Mark Odhiambo

Personal information
- Full name: Mark Otieno Odhiambo
- Born: 11 May 1993 (age 33) Kajiado County, Kenya
- Height: 210 cm (6 ft 11 in) (2018)
- Weight: 75 kg (165 lb) (2018)

Sport
- Sport: Athletics
- Events: 100 metres, 200 metres
- Coached by: Andrew Kock (South Africa)

Medal record
Men's athletics
Representing Kenya
World Relays
| Silver medal – second place | 2021 Silesia | 4×200 metres relay |
Kenyan Championships
| Gold medal – first place | 2015 | 100 metres |
| Gold medal – first place | 2016 | 100 metres |
| Gold medal – first place | 2017 | 100 metres |
| Gold medal – first place | 2017 | 200 metres |
| Gold medal – first place | 2018 | 100 metres |
| Gold medal – first place | 2018 | 200 metres |
| Silver medal – second place | 2024 | 100 metres |

= Mark Odhiambo =

Kenyan sprinter

Mark Otieno Odhiambo (born 11 May 1993) is a Kenyan sprinter who specializes in the 100 metres and 200 metres. He is a multi-time national champion and represented Kenya at the 2017 World Championships and the 2020 Summer Olympics.

==Early life==
Otieno was born and raised in Kajiado County, a region traditionally known for distance runners. Despite this, he focused on sprinting and quickly emerged as one of Kenya’s top talents in the discipline.

==Career==

===Early career and 2014 season===
In 2014, Otieno began gaining attention in Kenyan sprinting. He reached the semifinals at the Kenyan National Championships and won bronze in the 100 metres at the East African Athletics Championships with a time of 10.45 seconds.

===2015–2016: International competitions and national success===
Otieno represented Kenya at the 2015 IAAF World Relays in Nassau, Bahamas, in the 4 × 200 metres relay.

Later in 2015, he competed at the African Games in Brazzaville, advancing to the 100 metres semifinals with 10.56 seconds.

In 2016, he ran in Kenya's 4 × 100 metres relay team at the African Championships in Durban, finishing fifth in the final (39.97s). He also finished second in the national 100 metres final behind Mike Mokamba (10.39s).
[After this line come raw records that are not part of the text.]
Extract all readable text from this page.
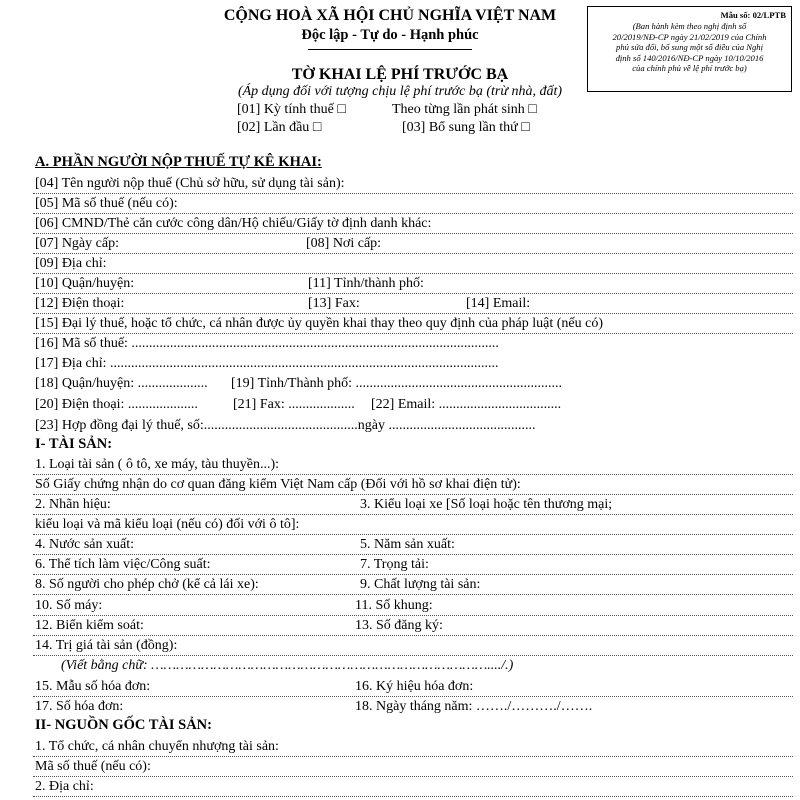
CỘNG HOÀ XÃ HỘI CHỦ NGHĨA VIỆT NAM
Độc lập - Tự do - Hạnh phúc
Mẫu số: 02/LPTB
(Ban hành kèm theo nghị định số
20/2019/NĐ-CP ngày 21/02/2019 của Chính
phủ sửa đổi, bổ sung một số điều của Nghị
định số 140/2016/NĐ-CP ngày 10/10/2016
của chính phủ về lệ phí trước bạ)
TỜ KHAI LỆ PHÍ TRƯỚC BẠ
(Áp dụng đối với tượng chịu lệ phí trước bạ (trừ nhà, đất)
[01] Kỳ tính thuế □	Theo từng lần phát sinh □
[02] Lần đầu □	[03] Bổ sung lần thứ □
A. PHẦN NGƯỜI NỘP THUẾ TỰ KÊ KHAI:
[04] Tên người nộp thuế (Chủ sở hữu, sử dụng tài sản):
[05] Mã số thuế (nếu có):
[06] CMND/Thẻ căn cước công dân/Hộ chiếu/Giấy tờ định danh khác:
[07] Ngày cấp:	[08] Nơi cấp:
[09] Địa chỉ:
[10] Quận/huyện:	[11] Tỉnh/thành phố:
[12] Điện thoại:	[13] Fax:	[14] Email:
[15] Đại lý thuế, hoặc tổ chức, cá nhân được ủy quyền khai thay theo quy định của pháp luật (nếu có)
[16] Mã số thuế: .........................................................................................................
[17] Địa chỉ: ...............................................................................................................
[18] Quận/huyện: .................... [19] Tỉnh/Thành phố: ...........................................................
[20] Điện thoại: ....................	[21] Fax: ................... [22] Email: ...................................
[23] Hợp đồng đại lý thuế, số:............................................ngày ..........................................
I- TÀI SẢN:
1. Loại tài sản ( ô tô, xe máy, tàu thuyền...):
Số Giấy chứng nhận do cơ quan đăng kiểm Việt Nam cấp (Đối với hồ sơ khai điện tử):
2. Nhãn hiệu:	3. Kiểu loại xe [Số loại hoặc tên thương mại;
kiểu loại và mã kiểu loại (nếu có) đối với ô tô]:
4. Nước sản xuất:	5. Năm sản xuất:
6. Thể tích làm việc/Công suất:	7. Trọng tải:
8. Số người cho phép chở (kể cả lái xe):	9. Chất lượng tài sản:
10. Số máy:	11. Số khung:
12. Biển kiểm soát:	13. Số đăng ký:
14. Trị giá tài sản (đồng):
(Viết bằng chữ: ………………………………………………………………………..../.)
15. Mẫu số hóa đơn:	16. Ký hiệu hóa đơn:
17. Số hóa đơn:	18. Ngày tháng năm: ……./………./…….
II- NGUỒN GỐC TÀI SẢN:
1. Tổ chức, cá nhân chuyển nhượng tài sản:
Mã số thuế (nếu có):
2. Địa chỉ:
===2017–2020: World Championships and Olympic qualification===
At the 2017 World Championships in London, Otieno ran 10.40 seconds in the 100 metres preliminaries and 10.37 seconds in the heats. He also clocked 20.74 seconds in the 200 metres.

In 2018, he competed at the African Championships in Asaba, Nigeria.
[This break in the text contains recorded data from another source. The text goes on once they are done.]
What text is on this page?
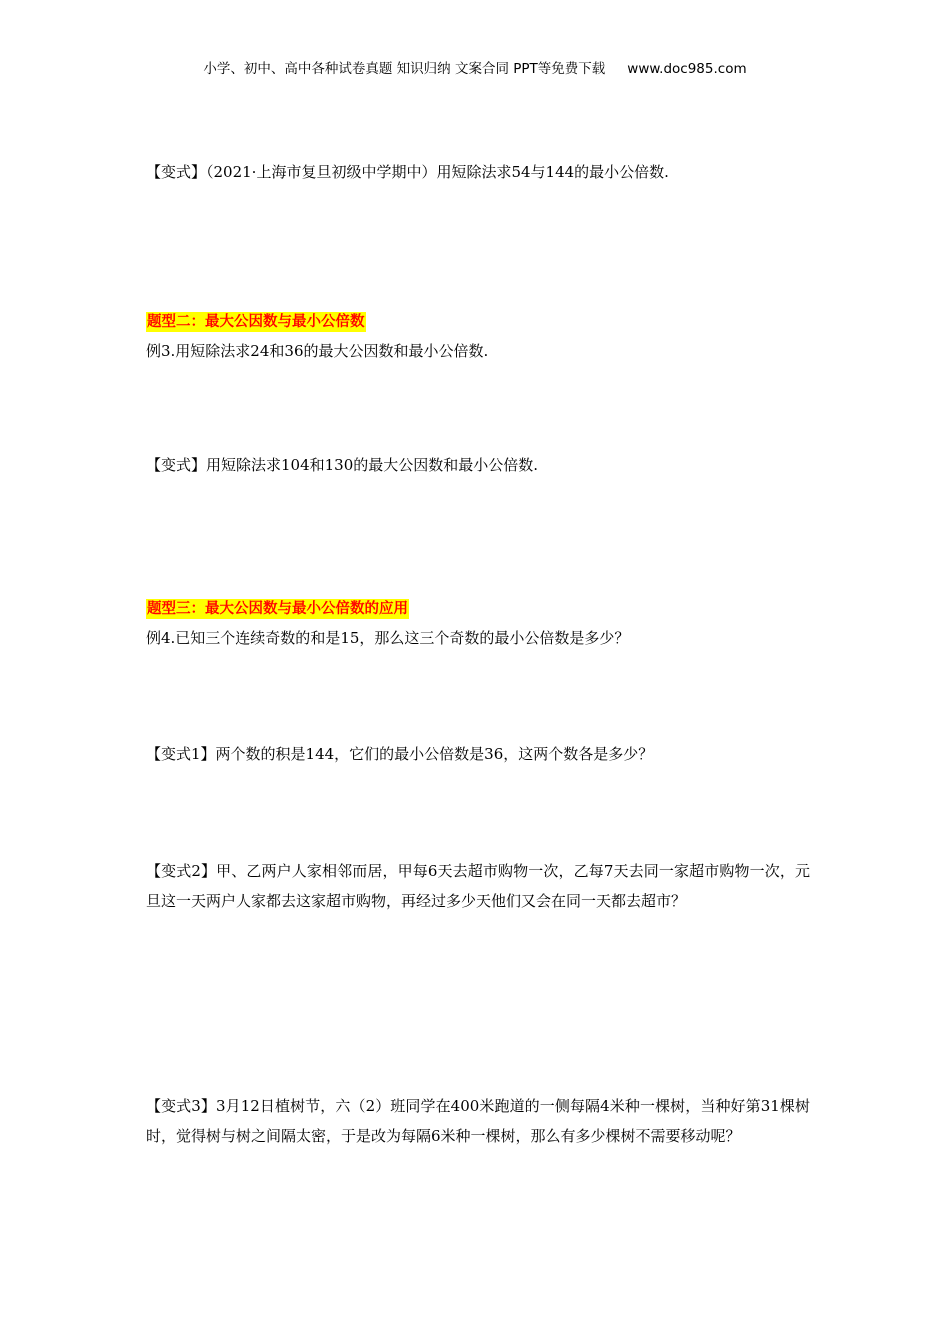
小学、初中、高中各种试卷真题 知识归纳 文案合同 PPT等免费下载 www.doc985.com
【变式】（2021·上海市复旦初级中学期中）用短除法求54与144的最小公倍数.
题型二：最大公因数与最小公倍数
例3.用短除法求24和36的最大公因数和最小公倍数.
【变式】用短除法求104和130的最大公因数和最小公倍数.
题型三：最大公因数与最小公倍数的应用
例4.已知三个连续奇数的和是15，那么这三个奇数的最小公倍数是多少？
【变式1】两个数的积是144，它们的最小公倍数是36，这两个数各是多少？
【变式2】甲、乙两户人家相邻而居，甲每6天去超市购物一次，乙每7天去同一家超市购物一次，元旦这一天两户人家都去这家超市购物，再经过多少天他们又会在同一天都去超市？
【变式3】3月12日植树节，六（2）班同学在400米跑道的一侧每隔4米种一棵树，当种好第31棵树时，觉得树与树之间隔太密，于是改为每隔6米种一棵树，那么有多少棵树不需要移动呢？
He qualified for the 2020 Tokyo Olympics by running a personal best of 10.05 seconds.

===2021–present: Comeback and continued competition===
Otieno was part of the Kenyan 4 × 200 metres relay team that won silver at the 2021 World Athletics Relays in Silesia.

In 2024, Otieno returned to strong form, clocking 10.42 seconds at the Athletics Kenya weekend meet and earned selection to the World Athletics Relays in Nassau. He currently trains under South African coach Andrew Kock, whose technical guidance has been pivotal to his resurgence.

Later that year, he finished second in the 100 metres final at the Kenyan National Championships with a time of 10.37 seconds. He ended the season with a 10.12-second mark and currently ranks as the second-fastest Kenyan sprinter behind Ferdinand Omanyala.